После этого Изабел постаралась занять себя. Она каждую неделю посещала Дору и даже пошла в церковь, поговорить со священником, но как только рассказала об аварии, его лицо изменилось.

— Во всем этом нет вашей вины, — изрек он наконец, но она видела, как дергается его бровь.

— Не можете ли дать мне прочитать молитвы? Разве на этот случай нет каких-то новен?[12]

— Новен?

Он с любопытством уставился на нее.

— Простите, я еврейка и не знаю правильного термина.

— Вы еврейка? — Он поспешно встал. — Что же в таком случае вы здесь делаете?!

Она позвонила рабби, и тот согласился поговорить с ней при условии, что она станет ходить в синагогу и официально примет иудаизм. Изабел повесила трубку.

Каждый раз, работая дома, она в глубине души ожидала появления Сэма. И поэтому старалась держать квартиру в чистоте. В супермаркете она покупала кексы, виноград и соду-ваниль — самая детская еда.

Но сейчас она налила себе стакан и выпила. Как-то в субботу днем она ела кексы и смотрела по телевизору «Бегущий по лезвию». И когда Шон Янг обнаружила, что она вовсе не человек, а андроид, все, что она знала о себе, — вранье, и ее мир встал с ног на голову, Изабел заплакала.

— Я знаю, что ты чувствуешь, — всхлипывала она, потянувшись за очередным кексом.

Но долго оставаться на одном месте не могла. Изабел встала и пошла гулять по берегу. Голова прояснится, а потом она придет домой и примется за работу.


На пляже было холодно и пусто. Смеркалось. Но Изабел не была готова вернуться.

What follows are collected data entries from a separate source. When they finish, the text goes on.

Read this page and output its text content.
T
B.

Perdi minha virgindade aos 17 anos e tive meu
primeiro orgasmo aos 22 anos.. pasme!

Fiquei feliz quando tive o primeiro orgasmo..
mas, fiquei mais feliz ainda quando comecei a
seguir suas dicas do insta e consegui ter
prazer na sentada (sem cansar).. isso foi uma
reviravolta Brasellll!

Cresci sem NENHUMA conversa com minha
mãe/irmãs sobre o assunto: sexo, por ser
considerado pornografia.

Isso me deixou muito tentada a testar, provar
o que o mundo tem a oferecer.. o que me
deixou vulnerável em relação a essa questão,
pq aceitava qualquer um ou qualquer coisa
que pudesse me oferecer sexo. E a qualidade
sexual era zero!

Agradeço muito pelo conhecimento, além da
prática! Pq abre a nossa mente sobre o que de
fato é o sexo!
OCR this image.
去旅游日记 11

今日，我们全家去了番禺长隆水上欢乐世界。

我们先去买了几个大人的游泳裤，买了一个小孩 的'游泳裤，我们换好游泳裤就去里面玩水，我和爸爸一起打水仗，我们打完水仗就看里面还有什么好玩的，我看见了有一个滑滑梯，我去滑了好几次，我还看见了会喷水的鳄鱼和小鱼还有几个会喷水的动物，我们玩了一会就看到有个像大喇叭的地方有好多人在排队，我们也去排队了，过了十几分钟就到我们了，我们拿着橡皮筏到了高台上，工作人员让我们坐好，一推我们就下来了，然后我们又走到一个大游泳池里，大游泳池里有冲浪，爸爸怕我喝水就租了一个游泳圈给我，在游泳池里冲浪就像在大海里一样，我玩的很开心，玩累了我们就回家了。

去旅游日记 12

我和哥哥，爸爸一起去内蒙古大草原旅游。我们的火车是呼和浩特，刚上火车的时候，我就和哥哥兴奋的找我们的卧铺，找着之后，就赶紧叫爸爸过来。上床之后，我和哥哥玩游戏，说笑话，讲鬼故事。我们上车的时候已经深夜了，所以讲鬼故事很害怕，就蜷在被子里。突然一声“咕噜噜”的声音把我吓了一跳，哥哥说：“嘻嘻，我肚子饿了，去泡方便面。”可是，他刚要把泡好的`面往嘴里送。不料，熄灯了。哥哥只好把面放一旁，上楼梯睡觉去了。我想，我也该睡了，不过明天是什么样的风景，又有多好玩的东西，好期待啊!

Прогулка по комковатому песку каким-то образом ее успокоила.

— Эй!

Она повернулась и увидела бегущего к ней Сэма, замотанного шарфом. Чарли велел ей держаться подальше от его сына, но они опять встретились. Лицо его было взволнованным и счастливым, и ее сердце сжалось.

— Что ты здесь делаешь? — спросила она, но, взглянув на камеру, присвистнула: — «Кэнон»?! Необыкновенная вещь!

Сэм просиял:

— Это пленочная камера! Как у вас! — Он немного опустил шарф. — Я совсем не замерз, и если дышать сквозь шарф, становится теплее. Вам стоит попробовать.

Изабел улыбнулась:

— Ты снимал пляж? — Она поднесла камеру к глазам. — Я бы увеличила выдержку. Если хочешь поймать одну из чаек в полете, у тебя получится.

Сэм сделал, как она посоветовала, и снял одну из серых чаек, шнырявших над океаном.

— Молодец! — искренне похвалила Изабел. Сэм расплылся в улыбке.

— Я пришел сюда, чтобы пошвырять камешки. — Сэм поднял плоскую гальку. — Я часто здесь бываю.

Он размахнулся и бросил камень, несколько раз отскочивший от поверхности.

— Видите?! Четыре раза! Конечно, лучше бросать в спокойную воду, но мне нравится делать это здесь. Так труднее.

— Должна признаться, я совсем не умею швырять камни, — вздохнула Изабел.

— Нет-нет, не говорите так! Я вас научу. — Он нагнулся. — Нужно только найти подходящие камни, — сообщил он так звонко и серьезно, что ей захотелось его обнять.

Он протянул ей два белых гладких камешка и показал, как надо размахнуться.

— Некоторые люди бросают камни как попало, но это неправильно. Нужно целиться, предвидеть прыжки камня до того, как он утонет. Иногда у меня получается десять, но мировой рекорд — пятьдесят один прыжок.